Tuesday, July 3, 2012

I'm LIBOR To Haul Off And Belt Somebody

Long-time readers will remember our old friend the LIBOR, the London Inter-Bank Overnight Rate, or in English, how much banks charge to lend to each other.  Turns out all this time the Libor's been played like a fiddle for the last five years, and the first bankster casualty in manipulation of the rate is the Chairman of Britain's Barclays Bank.

Barclays Plc chairman Marcus Agius quit on Monday, saying "the buck stops with me" after an interest rate rigging scandal that has dealt "a devastating blow" to the bank's reputation.

Agius, chairman of Britain's third biggest bank for 5-1/2 years, is the first major scalp from the scandal, which is likely to draw in more banks and could equally embarrass regulatory authorities.

But his resignation did not take the heat off chief executive Bob Diamond, who is also under pressure to go.


This is a big one, folks.  Just how big we're only beginning to find out.


Lawmakers are likely to quiz Agius and Diamond on what the Bank of England (BoE) and other regulators knew about the rate-rigging.

Details in documents released by U.S. authorities last week could prove embarrassing to the BoE, after sources said a key conversation held in October 2008 cited in the documents was between Diamond and BoE Deputy Governor Paul Tucker.

Some people at Barclays mistakenly believed the bank had been granted permission to submit artificially low Libor estimates after that conversation, the documents released last week showed.

More than a dozen other banks are being investigated in the long-running global probe by authorities in North America, Europe and Japan, including Citigroup, HSBC, UBS and Royal Bank of Scotland. Analysts and bankers expect more big fines.



So yes, everybody played the Libor table at Big Casino.  Only now, five years after the fact, is anybody noticing.  Awesome.  Customers paid billions more than they should have to borrow money and have been since 2005.  This scandal is pretty massive, considering trillions in derivatives depend on the Libor rate as well as -- you guessed it -- mortgage rates!

The British and US authorities said they had found evidence Barclays had attempted to manipulate a key borrowing rate for years, meaning that home owners could have paid millions more in mortgage payments than they might otherwise have had to.

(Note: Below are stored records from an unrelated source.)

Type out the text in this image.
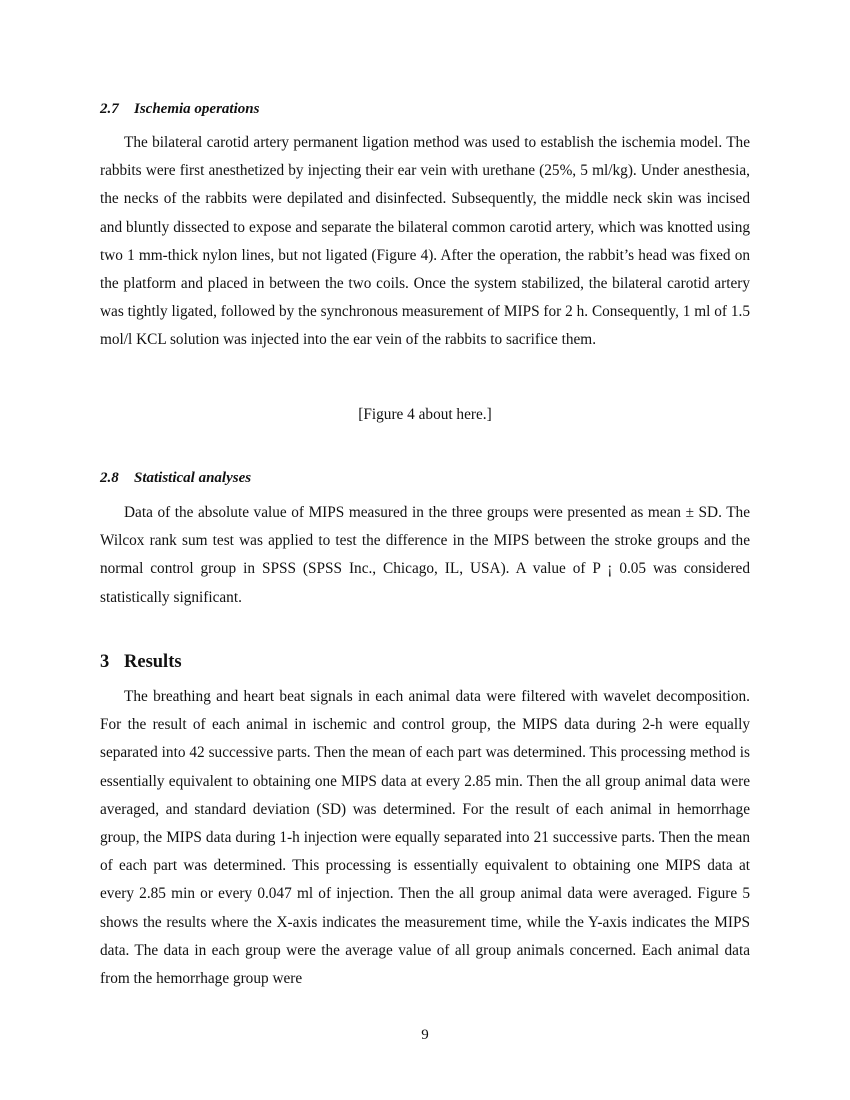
2.7 Ischemia operations

The bilateral carotid artery permanent ligation method was used to establish the ischemia model. The rabbits were first anesthetized by injecting their ear vein with urethane (25%, 5 ml/kg). Under anesthesia, the necks of the rabbits were depilated and disinfected. Subsequently, the middle neck skin was incised and bluntly dissected to expose and separate the bilateral common carotid artery, which was knotted using two 1 mm-thick nylon lines, but not ligated (Figure 4). After the operation, the rabbit’s head was fixed on the platform and placed in between the two coils. Once the system stabilized, the bilateral carotid artery was tightly ligated, followed by the synchronous measurement of MIPS for 2 h. Consequently, 1 ml of 1.5 mol/l KCL solution was injected into the ear vein of the rabbits to sacrifice them.

[Figure 4 about here.]
2.8 Statistical analyses

Data of the absolute value of MIPS measured in the three groups were presented as mean ± SD. The Wilcox rank sum test was applied to test the difference in the MIPS between the stroke groups and the normal control group in SPSS (SPSS Inc., Chicago, IL, USA). A value of P ¡ 0.05 was considered statistically significant.

3 Results

The breathing and heart beat signals in each animal data were filtered with wavelet decomposition. For the result of each animal in ischemic and control group, the MIPS data during 2-h were equally separated into 42 successive parts. Then the mean of each part was determined. This processing method is essentially equivalent to obtaining one MIPS data at every 2.85 min. Then the all group animal data were averaged, and standard deviation (SD) was determined. For the result of each animal in hemorrhage group, the MIPS data during 1-h injection were equally separated into 21 successive parts. Then the mean of each part was determined. This processing is essentially equivalent to obtaining one MIPS data at every 2.85 min or every 0.047 ml of injection. Then the all group animal data were averaged. Figure 5 shows the results where the X-axis indicates the measurement time, while the Y-axis indicates the MIPS data. The data in each group were the average value of all group animals concerned. Each animal data from the hemorrhage group were

9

And boom went the housing market and our economy.  Just another fraud scam perpetrated by the banks, and the banks are most likely going to walk.  Certainly nobody in the US is going to do anything with an election contest brewing and the EU is in financial chaos.

This one is going to get a lot, lot worse before it gets better.  And as I mentioned earlier this morning, the scandal has now claimed CEO Bob Diamond too.  In addition, COO Jerry del Missier is also out.  Something of a triple play here, and more banks are going to have issues with this.  Look for more resignations, and soon.